Le policier, comme tout le monde, apercevait pendant quelques secondes, juste le temps pendant lequel le rayon de soleil couchant l’éclairait, le visage gigantesque du soi-disant dormeur de la montagne.

Or, le policier n’avait pu faire cette constatation sans une violente émotion.

Il lui semblait, en effet, qu’il connaissait les traits de ce visage, et qu’il s’agissait là d’un visage qui lui était bien familier, du visage d’un homme qu’il avait longuement contemplé depuis quelques jours, d’un visage auquel la mort avait donné une effrayante rigidité…

Qu’est-ce que tout cela signifiait ?

Que pouvait-il bien s’être passé ?


C’était le lendemain, il pouvait être une heure de l’après-midi, et, tandis que dans Grenoble les uns allaient et venaient animés, actifs, joyeux, sur le flanc escarpé du Casque-de-Néron, deux hommes qui étaient reliés l’un à l’autre par une corde grimpaient péniblement.

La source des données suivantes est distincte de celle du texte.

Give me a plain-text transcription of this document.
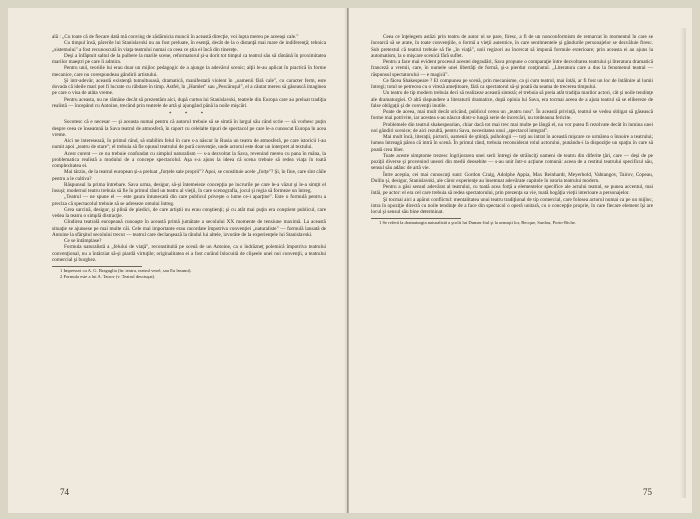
ală : „Cu toate că de fiecare dată mă conving de zădărnicia muncii în această direcţie, voi lupta mereu pe aceeaşi cale."

Cu timpul însă, părerile lui Stanislavski nu au fost preluate, în esenţă, decât de la o distanţă mai mare de indiferenţă; tehnica „sistemului" a fost recunoscută în viaţa teatrului numai ca ceea ce ştia el încă din tinereţe.

Deşi a înfăptuit saltul de la pulbere la marile scene, reformatorul şi-a dorit tot timpul ca teatrul său să rămână în proximitatea marilor maeştri pe care îi admira.

Pentru unii, teoriile lui erau doar un mijloc pedagogic de a ajunge la adevărul scenic; alţii le-au aplicat în practică în forme mecanice, care nu corespundeau gândirii artistului.

Şi intr-adevăr, această existenţă tumultuoasă, dramatică, manifestată violent în „oamenii fără cale", cu caracter ferm, este dovada că ideile mari pot fi lucrate cu răbdare în timp. Astfel, în „Hamlet" sau „Pescăruşul", el a căutat mereu să găsească imaginea pe care o visa de atâta vreme.

Pentru aceasta, nu ne rămâne decât să prezentăm aici, după curtea lui Stanislavski, teatrele din Europa care au preluat tradiţia realistă — începând cu Antoine, trecând prin teatrele de artă şi ajungând până la noile mişcări.

* * *

Socotesc că e necesar — şi aceasta numai pentru că autorul trebuie să se simtă în largul său când scrie — să vorbesc puţin despre ceea ce înseamnă la Sava teatrul de atmosferă, în raport cu celelalte tipuri de spectacol pe care le-a cunoscut Europa în acea vreme.

Aici ne interesează, în primul rând, să stabilim felul în care s-a născut în Rusia un teatru de atmosferă, pe care istoricii l-au numit apoi „teatru de stare"; el trebuia să fie opusul teatrului de pură convenţie, unde actorul este doar un interpret al textului.

Acest curent — ce nu trebuie confundat cu simplul naturalism — s-a dezvoltat la Sava, revenind mereu cu pana în mâna, la problematica realistă a modului de a concepe spectacolul. Aşa s-a ajuns la ideea că scena trebuie să redea viaţa în toată complexitatea ei.

Mai târziu, de la teatrul european și-a preluat „forțele sale proprii"? Apoi, se constituie acele „forţe"? Şi, în fine, care sînt căile pentru a le cultiva?

Răspunsul la prima întrebare. Sava urma, desigur, să-şi întemeieze concepţia pe lucrurile pe care le-a văzut şi le-a simţit el însuşi; modernul teatru trebuia să fie în primul rând un teatru al vieţii, în care scenografia, jocul şi regia să formeze un întreg.

„Teatrul — ne spune el — este gaura întunecată din care publicul priveşte o lume ce-i aparţine". Este o formulă pentru a preciza că spectacolul trebuie să se adreseze omului întreg.

Grea sarcină, desigur, şi plină de piedici, de care artiştii nu erau conştienţi; şi cu atât mai puţin era conştient publicul, care vedea la teatru o simplă distracţie.

Gîndirea teatrală europeană cunoaşte în această primă jumătate a secolului XX momente de tensiune maximă. La această situaţie se ajunsese pe mai multe căi. Cele mai importante erau racordate împotriva convenţiei „naturaliste" — formulă lansată de Antoine la sfârşitul secolului trecut — teatrul care declanşează la rândul lui altele, izvorâte de la experienţele lui Stanislavski.

Ce se întâmplase?

Formula naturalistă a „felului de viaţă", reconstituită pe scenă de un Antoine, ca o îndrăzneţ polemică împotriva teatrului convenţional, nu a întârziat să-şi piardă virtuţile; originalitatea ei a fost curând înlocuită de clişeele unei noi convenţii, a teatrului comercial şi burghez.

1 Impresuri cu A. G. Bragaglia (în: teatru, teatrul vesel, sau Eu însumi).
2 Formula este a lui A. Tairov (v. Teatrul desctuşat).
74

Ceea ce înţelegem astăzi prin teatru de autor ni se pare, firesc, a fi de un nonconformism de remarcat în momentul în care se încearcă să se arate, în toate convenţiile, o formă a vieţii autentice, în care sentimentele şi gândurile personajelor se dezvăluie firesc. Sub pretextul că teatrul trebuie să fie „în viaţă", unii regizori au încercat să impună formule exterioare; prin aceasta ei au ajuns la automatism, la o mişcare scenică fără suflet.

Pentru a face mai evident procesul acestei degradări, Sava propune o comparaţie între dezvoltarea teatrului şi literatura dramatică franceză a vremii, care, în numele unei libertăţi de formă, şi-a pierdut conţinutul. „Literatura care a dus la fenomenul teatral — răspunsul spectatorului — e magică".

Ce făcea Shakespeare ? El compunea pe scenă, prin mecanisme, ca şi cum teatrul, mai întâi, ar fi fost un loc de întâlnire al lumii întregi; totul se petrecea cu o viteză ameţitoare, fără ca spectatorul să-şi poată da seama de trecerea timpului.

Un teatru de tip modern trebuia deci să realizeze această sinteză; el trebuia să preia atât tradiţia marilor actori, cât şi noile tendinţe ale dramaturgiei. O altă răspundere a literaturii dramatice, după opinia lui Sava, era tocmai aceea de a ajuta teatrul să se elibereze de false obligaţii şi de convenţii inutile.

Poate de aceea, mai mult decât oricând, publicul cerea un „teatru nou". În această privinţă, teatrul se vedea obligat să găsească forme mai potrivite, iar acestea s-au născut dintr-o lungă serie de încercări, nu totdeauna fericite.

Problemele din teatrul shakespearian, chiar dacă tot mai trec mai multe pe lângă el, nu vor putea fi rezolvate decât în lumina unei noi gândiri scenice; de aici rezultă, pentru Sava, necesitatea unui „spectacol integral".

Mai mult încă, literaţii, pictorii, oamenii de ştiinţă, psihologii — toţi au intrat în această mişcare ce urmărea o înnoire a teatrului; lumea întreagă părea că intră în scenă. În primul rând, trebuia reconsiderat rolul actorului, punându-i la dispoziţie un spaţiu în care să poată crea liber.

Toate aceste simptome trezesc îngrijorarea unei serii întregi de străluciţi oameni de teatru din diferite ţări, care — deşi de pe poziţii diverse şi provenind uneori din medii deosebite — s-au unit într-o acţiune comună: aceea de a restitui teatrului specificul său, sensul său adânc de artă vie.

Între aceştia, cei mai cunoscuţi sunt: Gordon Craig, Adolphe Appia, Max Reinhardt, Meyerhold, Vahtangov, Tairov, Copeau, Dullin şi, desigur, Stanislavski, ale căror experienţe au însemnat adevărate capitole în istoria teatrului modern.

Pentru a găsi sensul adevărat al teatrului, cu toată acea forţă a elementelor specifice ale actului teatral, se punea accentul, mai întâi, pe actor: el era cel care trebuia să redea spectatorului, prin prezenţa sa vie, toată bogăţia vieţii interioare a personajelor.

Şi tocmai aici a apărut conflictul: mentalitatea unui teatru tradiţional de tip comercial, care folosea actorul numai ca pe un mijloc, intra în opoziţie directă cu noile tendinţe de a face din spectacol o operă unitară, cu o concepţie proprie, în care fiecare element îşi are locul şi sensul său bine determinat.

1 Se referă la dramaturgia naturalistă a şcolii lui Dumas-fiul şi la urmaşii lor, Becque, Sardou, Porto-Riche.
75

Ils étaient en route depuis l’aube, et s’ils avaient fait peu de chemin, ils n’en étaient pas moins déjà fatigués. L’un d’eux, un homme au visage rasé, à la carrure robuste, lorsqu’il fut parvenu à un petit cirque creusé dans une anfractuosité de roche, se laissa choir sur un bloc de pierre, et souffla bruyamment.

Son compagnon, un gaillard au teint basané, aux allures de paysan, venait s’asseoir à côté de lui. Il défit d’un geste las le sac qu’il portait sur les épaules et le posa à terre.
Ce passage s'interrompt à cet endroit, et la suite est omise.